Les noir.e.s, comme tous les citoyens et les habitants d’un pays, doivent payer des impôts. Cependant, ils n’ont que de maigres retours sur ceux-ci, comme l’explique le deuxième couplet. Pourtant, les Africain.e.s-Américain.e.s constituent la population la plus pauvre du pays, ils auraient donc besoin d’un plus grand retour que les autres, selon les principes d’un État-Providence. Au lieu de quoi, on limite leurs revenus par la ségrégation bien sûr mais aussi en gelant leurs revenus. Leur pauvreté est d’ailleurs la raison pour laquelle beaucoup de noirs sont envoyés se battre au Vietnam, ne pouvant échapper à la conscription en payant. C’est ce fonctionnement qui vaut à la comédie musicale Hair de reprendre les termes généralement attribués à Stokely Carmichael disant que l’enrôlement, c’est « des blancs qui envoient des noirs faire la guerre aux jaunes pour défendre la terre qu’ils ont volé aux peaux-rouges[4] ». Nina Simone fait un rapport entre les discriminations (ségrégation, mauvaises écoles) faites aux Africain.e.s-Américain.e.s et les devoirs qu’on leur demande (impôts, conscription). Elle démontre alors l’injustice qui vise à dégrader socialement une catégorie de la population tout en envoyant sa jeunesse faire la guerre pour un pays qui la dévalue.

La chanson « Mississippi Goddam » de Nina Simone publiée sur son album Nina Simone in Concert fait d’ailleurs écho à ce thème de la lenteur :

You keep on saying ‘Go slow!’
‘Go slow!’
But that’s just the trouble
‘Do it slow’
Desegregation
‘Do it slow’
Mass participation
‘Do it slow’
Reunification
‘Do it slow’
Do things gradually
‘Do it slow’
But bring more tragedy
‘Do it slow’

La position réformiste est dénoncée, d’une part, par une réponse directe au « Go Slow » évoquant qu’il s’agit justement du problème (« But that’s just the trouble ») mais aussi par la rime gradually/tragedy qui souligne qu’un changement étape par étape apporte justement plus de malheur. Nina Simone termine ensuite sa chanson sur un appel à l’égalité et à la liberté :

You don’t have to live next to me
Just give me my equality

La pianiste remarque que ceux qui ne le désirent pas ne sont pas forcés de vivre avec les noirs et sont libres de s’installer loin d’eux, mais que cela ne justifie en rien les inégalités sociales et politiques qui règnent dans le sud des États-Unis.
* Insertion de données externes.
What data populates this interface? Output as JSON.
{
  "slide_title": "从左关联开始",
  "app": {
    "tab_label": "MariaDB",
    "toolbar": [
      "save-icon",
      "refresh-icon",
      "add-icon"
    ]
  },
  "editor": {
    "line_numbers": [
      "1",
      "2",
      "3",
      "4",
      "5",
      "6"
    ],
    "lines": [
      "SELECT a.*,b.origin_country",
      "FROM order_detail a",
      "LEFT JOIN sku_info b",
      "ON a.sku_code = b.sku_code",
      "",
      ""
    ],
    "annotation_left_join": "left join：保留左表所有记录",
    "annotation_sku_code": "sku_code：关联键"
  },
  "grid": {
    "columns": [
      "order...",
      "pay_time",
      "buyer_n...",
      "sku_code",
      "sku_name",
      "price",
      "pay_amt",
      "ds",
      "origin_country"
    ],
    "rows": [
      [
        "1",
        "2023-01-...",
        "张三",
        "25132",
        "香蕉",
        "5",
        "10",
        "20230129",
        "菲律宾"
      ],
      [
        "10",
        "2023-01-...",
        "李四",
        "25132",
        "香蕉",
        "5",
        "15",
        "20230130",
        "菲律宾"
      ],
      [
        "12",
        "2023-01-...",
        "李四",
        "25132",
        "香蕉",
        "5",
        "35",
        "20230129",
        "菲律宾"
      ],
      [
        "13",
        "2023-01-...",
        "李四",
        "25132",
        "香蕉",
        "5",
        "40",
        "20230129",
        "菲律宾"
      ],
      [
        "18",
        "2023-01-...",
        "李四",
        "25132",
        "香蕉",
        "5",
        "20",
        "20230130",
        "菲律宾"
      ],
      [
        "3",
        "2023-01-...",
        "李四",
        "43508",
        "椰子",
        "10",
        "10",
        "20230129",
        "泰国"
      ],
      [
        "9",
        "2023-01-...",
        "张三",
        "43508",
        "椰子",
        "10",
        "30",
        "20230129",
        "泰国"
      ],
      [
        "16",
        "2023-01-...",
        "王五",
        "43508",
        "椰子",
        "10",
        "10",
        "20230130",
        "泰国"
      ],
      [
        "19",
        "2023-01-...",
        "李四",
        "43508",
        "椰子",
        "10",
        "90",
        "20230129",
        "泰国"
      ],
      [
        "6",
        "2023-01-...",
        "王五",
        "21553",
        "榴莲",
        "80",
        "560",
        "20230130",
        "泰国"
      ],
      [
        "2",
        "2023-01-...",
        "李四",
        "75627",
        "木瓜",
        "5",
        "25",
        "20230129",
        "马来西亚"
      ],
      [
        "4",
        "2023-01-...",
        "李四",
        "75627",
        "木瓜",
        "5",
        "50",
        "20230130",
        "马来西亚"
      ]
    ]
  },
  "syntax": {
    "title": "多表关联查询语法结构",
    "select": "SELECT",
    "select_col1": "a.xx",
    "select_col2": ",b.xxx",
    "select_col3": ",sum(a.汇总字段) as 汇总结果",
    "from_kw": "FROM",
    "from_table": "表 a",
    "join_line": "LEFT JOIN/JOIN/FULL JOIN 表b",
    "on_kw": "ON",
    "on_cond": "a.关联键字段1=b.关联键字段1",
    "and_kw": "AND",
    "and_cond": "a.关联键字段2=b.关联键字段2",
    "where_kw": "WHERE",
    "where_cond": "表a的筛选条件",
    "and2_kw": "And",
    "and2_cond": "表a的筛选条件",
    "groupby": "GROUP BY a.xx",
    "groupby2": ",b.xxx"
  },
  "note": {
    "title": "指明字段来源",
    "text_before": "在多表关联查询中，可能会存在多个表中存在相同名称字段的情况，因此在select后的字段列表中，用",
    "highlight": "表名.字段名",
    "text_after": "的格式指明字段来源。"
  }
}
Nous avons donc vu les différents processus utilisés pour dénoncer les discriminations et la ségrégation contre lesquels s’élève le mouvement pour les droits civiques américains. Mais comme nous l’avons énoncé plus haut, le racisme ne s’arrête pas à la différence de couleur, il prend une nouvelle dimension lorsque lui est ajoutée une autre discrimination : celle du genre. Nina Simone aborde ce sujet tout particulièrement dans trois chansons : « Pirate Jenny », « Four Women » et « Ain’t Got No/I Got Life ». Si dans les deux premiers morceaux Nina Simone aborde les questions de racisme envers les femmes noires, le simple fait de parler des figures de femmes permet de les mettre en avant comme des activistes et non comme de simples spectatrices ou suiveuses du mouvement. « Go Limp » en est aussi un exemple. Cette chanson raconte l’histoire d’une jeune fille rejoignant une marche du NAACP.

Cependant, l’argumentaire de Nina Simone se situe plutôt dans les premiers morceaux évoqués. Commençons avec « Pirate Jenny » publié sur l’album Nina Simone in Concert. La chanson est une reprise, écrite par Kurt Weil, Bertolt Brecht et Marc Blitzstein, elle est écrite pour l’Opéra de quat’sous (Die Dreigroschenoper en version originale allemande) de Brecht et Weil en 1928. Son propos n’est pas de dénoncer la ségrégation américaine, puisque l’action de la comédie musicale se situe dans le Londres victorien. La reprise de Nina Simone modifie le discours de la chanson dans son interprétation. La prostituée Jenny devient une domestique noire – ni sa condition, ni sa couleur de peau ne sont mentionnées dans les paroles – tandis que son imagination, appelant l’arrivée d’un bateau pirate dont elle serait le capitaine, devient la métaphore de la révolution qui arrive et de la libération des Africain.e.s-Américain.e.s d’un système qui les opprime. Le début de la chanson représente la répartition des tâches sociales, entre une domestique noire – dont Nina Simone prend le rôle – et des blancs qui la regardent travailler et lui donnent un pourboire lorsqu’ils sont satisfaits :

You people can watch while I’m scrubbing these floors
And I’m scrubbin’ the floors while you’re gawking
Maybe once ya tip me and it makes ya feel swell
In this crummy Southern town
In this crummy old hotel
But you’ll never guess to who you’re talkin’.
No. You couldn’t ever guess to who you’re talkin’.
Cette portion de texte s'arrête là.